According to news sources, some individuals called the proposed ban an example of big government, stating that “Such a ban would be yet another example of big government’s encroachment on people’s freedoms,” and others claim that injuries connected with the products are attributable to parental neglect. Some ban supporters evidently relayed stories of witnessing or providing treatment to individuals who had swallowed the powerful magnets, which can pull together and become lodged in the body, posing a risk of harm and possible need for surgical intervention.

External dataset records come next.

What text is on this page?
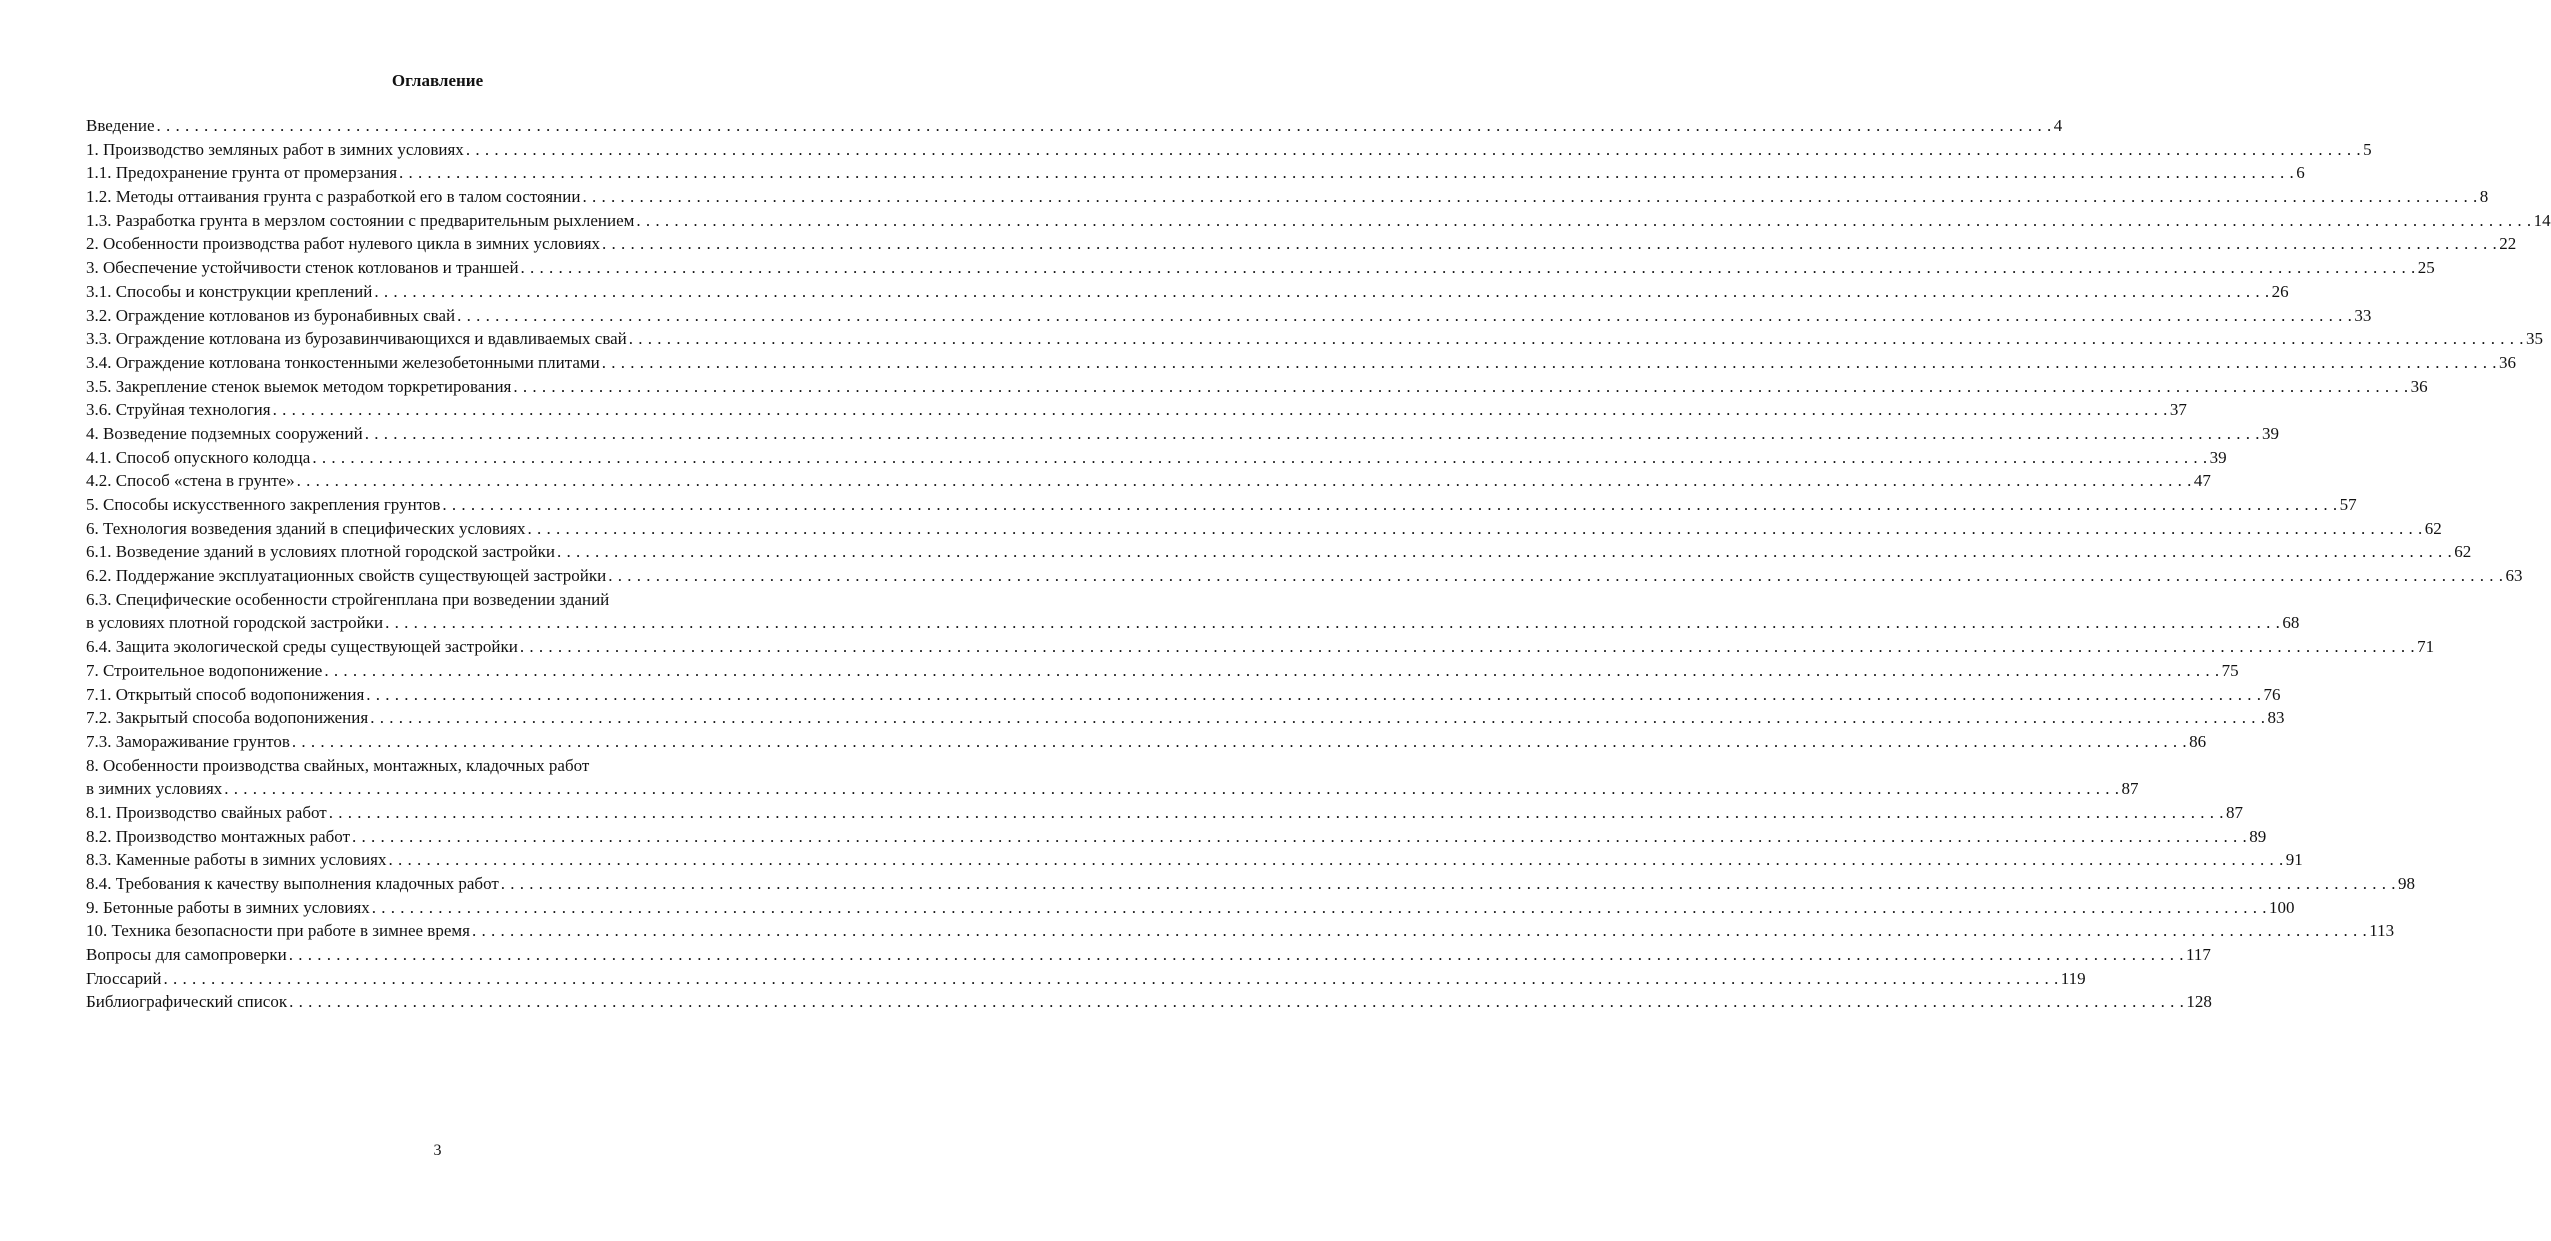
Оглавление
Введение . . . . . . . . . . . . . . . . . . . . . . . . . . . . . . . . . . . . . . . . . . . . . . . . . . . . . . . . . . . . . . . . . . . . . . . . . . . . . . . . . . . . . . . . . . . . . . . . . . . . . . . . . . . . . . . . . . . . . . . . . . . . . . . . . . . . . . . . . . . . . . . . . . . . . . . . . . . . . . . . . . . . . . . . . . . . . . . . . . . . . . . . . . . . . . . . . . . . . . . . 4
1. Производство земляных работ в зимних условиях . . . . . . . . . . . . . . . . . . . . . . . . . . . . . . . . . . . . . . . . . . . . . . . . . . . . . . . . . . . . . . . . . . . . . . . . . . . . . . . . . . . . . . . . . . . . . . . . . . . . . . . . . . . . . . . . . . . . . . . . . . . . . . . . . . . . . . . . . . . . . . . . . . . . . . . . . . . . . . . . . . . . . . . . . . . . . . . . . . . . . . . . . . . . . . . . . . . . . . . . 5
1.1. Предохранение грунта от промерзания . . . . . . . . . . . . . . . . . . . . . . . . . . . . . . . . . . . . . . . . . . . . . . . . . . . . . . . . . . . . . . . . . . . . . . . . . . . . . . . . . . . . . . . . . . . . . . . . . . . . . . . . . . . . . . . . . . . . . . . . . . . . . . . . . . . . . . . . . . . . . . . . . . . . . . . . . . . . . . . . . . . . . . . . . . . . . . . . . . . . . . . . . . . . . . . . . . . . . . . . 6
1.2. Методы оттаивания грунта с разработкой его в талом состоянии . . . . . . . . . . . . . . . . . . . . . . . . . . . . . . . . . . . . . . . . . . . . . . . . . . . . . . . . . . . . . . . . . . . . . . . . . . . . . . . . . . . . . . . . . . . . . . . . . . . . . . . . . . . . . . . . . . . . . . . . . . . . . . . . . . . . . . . . . . . . . . . . . . . . . . . . . . . . . . . . . . . . . . . . . . . . . . . . . . . . . . . . . . . . . . . . . . . . . . . . 8
1.3. Разработка грунта в мерзлом состоянии с предварительным рыхлением . . . . . . . . . . . . . . . . . . . . . . . . . . . . . . . . . . . . . . . . . . . . . . . . . . . . . . . . . . . . . . . . . . . . . . . . . . . . . . . . . . . . . . . . . . . . . . . . . . . . . . . . . . . . . . . . . . . . . . . . . . . . . . . . . . . . . . . . . . . . . . . . . . . . . . . . . . . . . . . . . . . . . . . . . . . . . . . . . . . . . . . . . . . . . . . . . . . . . . . . 14
2. Особенности производства работ нулевого цикла в зимних условиях . . . . . . . . . . . . . . . . . . . . . . . . . . . . . . . . . . . . . . . . . . . . . . . . . . . . . . . . . . . . . . . . . . . . . . . . . . . . . . . . . . . . . . . . . . . . . . . . . . . . . . . . . . . . . . . . . . . . . . . . . . . . . . . . . . . . . . . . . . . . . . . . . . . . . . . . . . . . . . . . . . . . . . . . . . . . . . . . . . . . . . . . . . . . . . . . . . . . . . . . 22
3. Обеспечение устойчивости стенок котлованов и траншей . . . . . . . . . . . . . . . . . . . . . . . . . . . . . . . . . . . . . . . . . . . . . . . . . . . . . . . . . . . . . . . . . . . . . . . . . . . . . . . . . . . . . . . . . . . . . . . . . . . . . . . . . . . . . . . . . . . . . . . . . . . . . . . . . . . . . . . . . . . . . . . . . . . . . . . . . . . . . . . . . . . . . . . . . . . . . . . . . . . . . . . . . . . . . . . . . . . . . . . . 25
3.1. Способы и конструкции креплений . . . . . . . . . . . . . . . . . . . . . . . . . . . . . . . . . . . . . . . . . . . . . . . . . . . . . . . . . . . . . . . . . . . . . . . . . . . . . . . . . . . . . . . . . . . . . . . . . . . . . . . . . . . . . . . . . . . . . . . . . . . . . . . . . . . . . . . . . . . . . . . . . . . . . . . . . . . . . . . . . . . . . . . . . . . . . . . . . . . . . . . . . . . . . . . . . . . . . . . . 26
3.2. Ограждение котлованов из буронабивных свай . . . . . . . . . . . . . . . . . . . . . . . . . . . . . . . . . . . . . . . . . . . . . . . . . . . . . . . . . . . . . . . . . . . . . . . . . . . . . . . . . . . . . . . . . . . . . . . . . . . . . . . . . . . . . . . . . . . . . . . . . . . . . . . . . . . . . . . . . . . . . . . . . . . . . . . . . . . . . . . . . . . . . . . . . . . . . . . . . . . . . . . . . . . . . . . . . . . . . . . . 33
3.3. Ограждение котлована из бурозавинчивающихся и вдавливаемых свай . . . . . . . . . . . . . . . . . . . . . . . . . . . . . . . . . . . . . . . . . . . . . . . . . . . . . . . . . . . . . . . . . . . . . . . . . . . . . . . . . . . . . . . . . . . . . . . . . . . . . . . . . . . . . . . . . . . . . . . . . . . . . . . . . . . . . . . . . . . . . . . . . . . . . . . . . . . . . . . . . . . . . . . . . . . . . . . . . . . . . . . . . . . . . . . . . . . . . . . . 35
3.4. Ограждение котлована тонкостенными железобетонными плитами . . . . . . . . . . . . . . . . . . . . . . . . . . . . . . . . . . . . . . . . . . . . . . . . . . . . . . . . . . . . . . . . . . . . . . . . . . . . . . . . . . . . . . . . . . . . . . . . . . . . . . . . . . . . . . . . . . . . . . . . . . . . . . . . . . . . . . . . . . . . . . . . . . . . . . . . . . . . . . . . . . . . . . . . . . . . . . . . . . . . . . . . . . . . . . . . . . . . . . . . 36
3.5. Закрепление стенок выемок методом торкретирования . . . . . . . . . . . . . . . . . . . . . . . . . . . . . . . . . . . . . . . . . . . . . . . . . . . . . . . . . . . . . . . . . . . . . . . . . . . . . . . . . . . . . . . . . . . . . . . . . . . . . . . . . . . . . . . . . . . . . . . . . . . . . . . . . . . . . . . . . . . . . . . . . . . . . . . . . . . . . . . . . . . . . . . . . . . . . . . . . . . . . . . . . . . . . . . . . . . . . . . . 36
3.6. Струйная технология . . . . . . . . . . . . . . . . . . . . . . . . . . . . . . . . . . . . . . . . . . . . . . . . . . . . . . . . . . . . . . . . . . . . . . . . . . . . . . . . . . . . . . . . . . . . . . . . . . . . . . . . . . . . . . . . . . . . . . . . . . . . . . . . . . . . . . . . . . . . . . . . . . . . . . . . . . . . . . . . . . . . . . . . . . . . . . . . . . . . . . . . . . . . . . . . . . . . . . . . 37
4. Возведение подземных сооружений . . . . . . . . . . . . . . . . . . . . . . . . . . . . . . . . . . . . . . . . . . . . . . . . . . . . . . . . . . . . . . . . . . . . . . . . . . . . . . . . . . . . . . . . . . . . . . . . . . . . . . . . . . . . . . . . . . . . . . . . . . . . . . . . . . . . . . . . . . . . . . . . . . . . . . . . . . . . . . . . . . . . . . . . . . . . . . . . . . . . . . . . . . . . . . . . . . . . . . . . 39
4.1. Способ опускного колодца . . . . . . . . . . . . . . . . . . . . . . . . . . . . . . . . . . . . . . . . . . . . . . . . . . . . . . . . . . . . . . . . . . . . . . . . . . . . . . . . . . . . . . . . . . . . . . . . . . . . . . . . . . . . . . . . . . . . . . . . . . . . . . . . . . . . . . . . . . . . . . . . . . . . . . . . . . . . . . . . . . . . . . . . . . . . . . . . . . . . . . . . . . . . . . . . . . . . . . . . 39
4.2. Способ «стена в грунте» . . . . . . . . . . . . . . . . . . . . . . . . . . . . . . . . . . . . . . . . . . . . . . . . . . . . . . . . . . . . . . . . . . . . . . . . . . . . . . . . . . . . . . . . . . . . . . . . . . . . . . . . . . . . . . . . . . . . . . . . . . . . . . . . . . . . . . . . . . . . . . . . . . . . . . . . . . . . . . . . . . . . . . . . . . . . . . . . . . . . . . . . . . . . . . . . . . . . . . . . 47
5. Способы искусственного закрепления грунтов . . . . . . . . . . . . . . . . . . . . . . . . . . . . . . . . . . . . . . . . . . . . . . . . . . . . . . . . . . . . . . . . . . . . . . . . . . . . . . . . . . . . . . . . . . . . . . . . . . . . . . . . . . . . . . . . . . . . . . . . . . . . . . . . . . . . . . . . . . . . . . . . . . . . . . . . . . . . . . . . . . . . . . . . . . . . . . . . . . . . . . . . . . . . . . . . . . . . . . . . 57
6. Технология возведения зданий в специфических условиях . . . . . . . . . . . . . . . . . . . . . . . . . . . . . . . . . . . . . . . . . . . . . . . . . . . . . . . . . . . . . . . . . . . . . . . . . . . . . . . . . . . . . . . . . . . . . . . . . . . . . . . . . . . . . . . . . . . . . . . . . . . . . . . . . . . . . . . . . . . . . . . . . . . . . . . . . . . . . . . . . . . . . . . . . . . . . . . . . . . . . . . . . . . . . . . . . . . . . . . . 62
6.1. Возведение зданий в условиях плотной городской застройки . . . . . . . . . . . . . . . . . . . . . . . . . . . . . . . . . . . . . . . . . . . . . . . . . . . . . . . . . . . . . . . . . . . . . . . . . . . . . . . . . . . . . . . . . . . . . . . . . . . . . . . . . . . . . . . . . . . . . . . . . . . . . . . . . . . . . . . . . . . . . . . . . . . . . . . . . . . . . . . . . . . . . . . . . . . . . . . . . . . . . . . . . . . . . . . . . . . . . . . . 62
6.2. Поддержание эксплуатационных свойств существующей застройки . . . . . . . . . . . . . . . . . . . . . . . . . . . . . . . . . . . . . . . . . . . . . . . . . . . . . . . . . . . . . . . . . . . . . . . . . . . . . . . . . . . . . . . . . . . . . . . . . . . . . . . . . . . . . . . . . . . . . . . . . . . . . . . . . . . . . . . . . . . . . . . . . . . . . . . . . . . . . . . . . . . . . . . . . . . . . . . . . . . . . . . . . . . . . . . . . . . . . . . . 63
6.3. Специфические особенности стройгенплана при возведении зданий
в условиях плотной городской застройки . . . . . . . . . . . . . . . . . . . . . . . . . . . . . . . . . . . . . . . . . . . . . . . . . . . . . . . . . . . . . . . . . . . . . . . . . . . . . . . . . . . . . . . . . . . . . . . . . . . . . . . . . . . . . . . . . . . . . . . . . . . . . . . . . . . . . . . . . . . . . . . . . . . . . . . . . . . . . . . . . . . . . . . . . . . . . . . . . . . . . . . . . . . . . . . . . . . . . . . . 68
6.4. Защита экологической среды существующей застройки . . . . . . . . . . . . . . . . . . . . . . . . . . . . . . . . . . . . . . . . . . . . . . . . . . . . . . . . . . . . . . . . . . . . . . . . . . . . . . . . . . . . . . . . . . . . . . . . . . . . . . . . . . . . . . . . . . . . . . . . . . . . . . . . . . . . . . . . . . . . . . . . . . . . . . . . . . . . . . . . . . . . . . . . . . . . . . . . . . . . . . . . . . . . . . . . . . . . . . . . 71
7. Строительное водопонижение . . . . . . . . . . . . . . . . . . . . . . . . . . . . . . . . . . . . . . . . . . . . . . . . . . . . . . . . . . . . . . . . . . . . . . . . . . . . . . . . . . . . . . . . . . . . . . . . . . . . . . . . . . . . . . . . . . . . . . . . . . . . . . . . . . . . . . . . . . . . . . . . . . . . . . . . . . . . . . . . . . . . . . . . . . . . . . . . . . . . . . . . . . . . . . . . . . . . . . . . 75
7.1. Открытый способ водопонижения . . . . . . . . . . . . . . . . . . . . . . . . . . . . . . . . . . . . . . . . . . . . . . . . . . . . . . . . . . . . . . . . . . . . . . . . . . . . . . . . . . . . . . . . . . . . . . . . . . . . . . . . . . . . . . . . . . . . . . . . . . . . . . . . . . . . . . . . . . . . . . . . . . . . . . . . . . . . . . . . . . . . . . . . . . . . . . . . . . . . . . . . . . . . . . . . . . . . . . . . 76
7.2. Закрытый способа водопонижения . . . . . . . . . . . . . . . . . . . . . . . . . . . . . . . . . . . . . . . . . . . . . . . . . . . . . . . . . . . . . . . . . . . . . . . . . . . . . . . . . . . . . . . . . . . . . . . . . . . . . . . . . . . . . . . . . . . . . . . . . . . . . . . . . . . . . . . . . . . . . . . . . . . . . . . . . . . . . . . . . . . . . . . . . . . . . . . . . . . . . . . . . . . . . . . . . . . . . . . . 83
7.3. Замораживание грунтов . . . . . . . . . . . . . . . . . . . . . . . . . . . . . . . . . . . . . . . . . . . . . . . . . . . . . . . . . . . . . . . . . . . . . . . . . . . . . . . . . . . . . . . . . . . . . . . . . . . . . . . . . . . . . . . . . . . . . . . . . . . . . . . . . . . . . . . . . . . . . . . . . . . . . . . . . . . . . . . . . . . . . . . . . . . . . . . . . . . . . . . . . . . . . . . . . . . . . . . . 86
8. Особенности производства свайных, монтажных, кладочных работ
в зимних условиях . . . . . . . . . . . . . . . . . . . . . . . . . . . . . . . . . . . . . . . . . . . . . . . . . . . . . . . . . . . . . . . . . . . . . . . . . . . . . . . . . . . . . . . . . . . . . . . . . . . . . . . . . . . . . . . . . . . . . . . . . . . . . . . . . . . . . . . . . . . . . . . . . . . . . . . . . . . . . . . . . . . . . . . . . . . . . . . . . . . . . . . . . . . . . . . . . . . . . . . . 87
8.1. Производство свайных работ . . . . . . . . . . . . . . . . . . . . . . . . . . . . . . . . . . . . . . . . . . . . . . . . . . . . . . . . . . . . . . . . . . . . . . . . . . . . . . . . . . . . . . . . . . . . . . . . . . . . . . . . . . . . . . . . . . . . . . . . . . . . . . . . . . . . . . . . . . . . . . . . . . . . . . . . . . . . . . . . . . . . . . . . . . . . . . . . . . . . . . . . . . . . . . . . . . . . . . . . 87
8.2. Производство монтажных работ . . . . . . . . . . . . . . . . . . . . . . . . . . . . . . . . . . . . . . . . . . . . . . . . . . . . . . . . . . . . . . . . . . . . . . . . . . . . . . . . . . . . . . . . . . . . . . . . . . . . . . . . . . . . . . . . . . . . . . . . . . . . . . . . . . . . . . . . . . . . . . . . . . . . . . . . . . . . . . . . . . . . . . . . . . . . . . . . . . . . . . . . . . . . . . . . . . . . . . . . 89
8.3. Каменные работы в зимних условиях . . . . . . . . . . . . . . . . . . . . . . . . . . . . . . . . . . . . . . . . . . . . . . . . . . . . . . . . . . . . . . . . . . . . . . . . . . . . . . . . . . . . . . . . . . . . . . . . . . . . . . . . . . . . . . . . . . . . . . . . . . . . . . . . . . . . . . . . . . . . . . . . . . . . . . . . . . . . . . . . . . . . . . . . . . . . . . . . . . . . . . . . . . . . . . . . . . . . . . . . 91
8.4. Требования к качеству выполнения кладочных работ . . . . . . . . . . . . . . . . . . . . . . . . . . . . . . . . . . . . . . . . . . . . . . . . . . . . . . . . . . . . . . . . . . . . . . . . . . . . . . . . . . . . . . . . . . . . . . . . . . . . . . . . . . . . . . . . . . . . . . . . . . . . . . . . . . . . . . . . . . . . . . . . . . . . . . . . . . . . . . . . . . . . . . . . . . . . . . . . . . . . . . . . . . . . . . . . . . . . . . . . 98
9. Бетонные работы в зимних условиях . . . . . . . . . . . . . . . . . . . . . . . . . . . . . . . . . . . . . . . . . . . . . . . . . . . . . . . . . . . . . . . . . . . . . . . . . . . . . . . . . . . . . . . . . . . . . . . . . . . . . . . . . . . . . . . . . . . . . . . . . . . . . . . . . . . . . . . . . . . . . . . . . . . . . . . . . . . . . . . . . . . . . . . . . . . . . . . . . . . . . . . . . . . . . . . . . . . . . . . . 100
10. Техника безопасности при работе в зимнее время . . . . . . . . . . . . . . . . . . . . . . . . . . . . . . . . . . . . . . . . . . . . . . . . . . . . . . . . . . . . . . . . . . . . . . . . . . . . . . . . . . . . . . . . . . . . . . . . . . . . . . . . . . . . . . . . . . . . . . . . . . . . . . . . . . . . . . . . . . . . . . . . . . . . . . . . . . . . . . . . . . . . . . . . . . . . . . . . . . . . . . . . . . . . . . . . . . . . . . . . 113
Вопросы для самопроверки . . . . . . . . . . . . . . . . . . . . . . . . . . . . . . . . . . . . . . . . . . . . . . . . . . . . . . . . . . . . . . . . . . . . . . . . . . . . . . . . . . . . . . . . . . . . . . . . . . . . . . . . . . . . . . . . . . . . . . . . . . . . . . . . . . . . . . . . . . . . . . . . . . . . . . . . . . . . . . . . . . . . . . . . . . . . . . . . . . . . . . . . . . . . . . . . . . . . . . . . 117
Глоссарий . . . . . . . . . . . . . . . . . . . . . . . . . . . . . . . . . . . . . . . . . . . . . . . . . . . . . . . . . . . . . . . . . . . . . . . . . . . . . . . . . . . . . . . . . . . . . . . . . . . . . . . . . . . . . . . . . . . . . . . . . . . . . . . . . . . . . . . . . . . . . . . . . . . . . . . . . . . . . . . . . . . . . . . . . . . . . . . . . . . . . . . . . . . . . . . . . . . . . . . . 119
Библиографический список . . . . . . . . . . . . . . . . . . . . . . . . . . . . . . . . . . . . . . . . . . . . . . . . . . . . . . . . . . . . . . . . . . . . . . . . . . . . . . . . . . . . . . . . . . . . . . . . . . . . . . . . . . . . . . . . . . . . . . . . . . . . . . . . . . . . . . . . . . . . . . . . . . . . . . . . . . . . . . . . . . . . . . . . . . . . . . . . . . . . . . . . . . . . . . . . . . . . . . . . 128
3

Among the comments submitted about the proposed rulemaking were those by the Toy Industry Association, Safe Kids Coalition, Consumer Federation of America, manufacturers of the popular magnetic products, pediatric nurses, and gastroenterologists. One commenter reportedly wrote, “As a pediatric gastroenterologist, I have seen firsthand the dangers of magnet ingestion. There is damage to the GI tract lining within HOURS of ingestion. … There has been a definite increase in the number of these ingestions since manufacturers have popularized these magnet sets.”

The companies that make the products currently have warnings stating, among other things, that they are not for use by children and that they should not be swallowed, but CPSC alleges that the warnings and labeling do not effectively communicate the hazard associated with product ingestion and that it continues to receive reports of injuries involving children’s use of the product. Opponents state that CPSC has not given warning labels and educational campaigns a fair chance in mitigating injuries. See Bloomberg BNA Product Safety & Liability Reporter, December 4, 2012.

In a related development, the commission has apparently succeeded in consolidating two administrative actions against Buckyball® manufacturer Maxfield & Oberton Holdings LLC and its competitor Zen Magnets LLC. A prehearing conference has been scheduled for January 10, 2013. See Federal Register, December 4, 2012.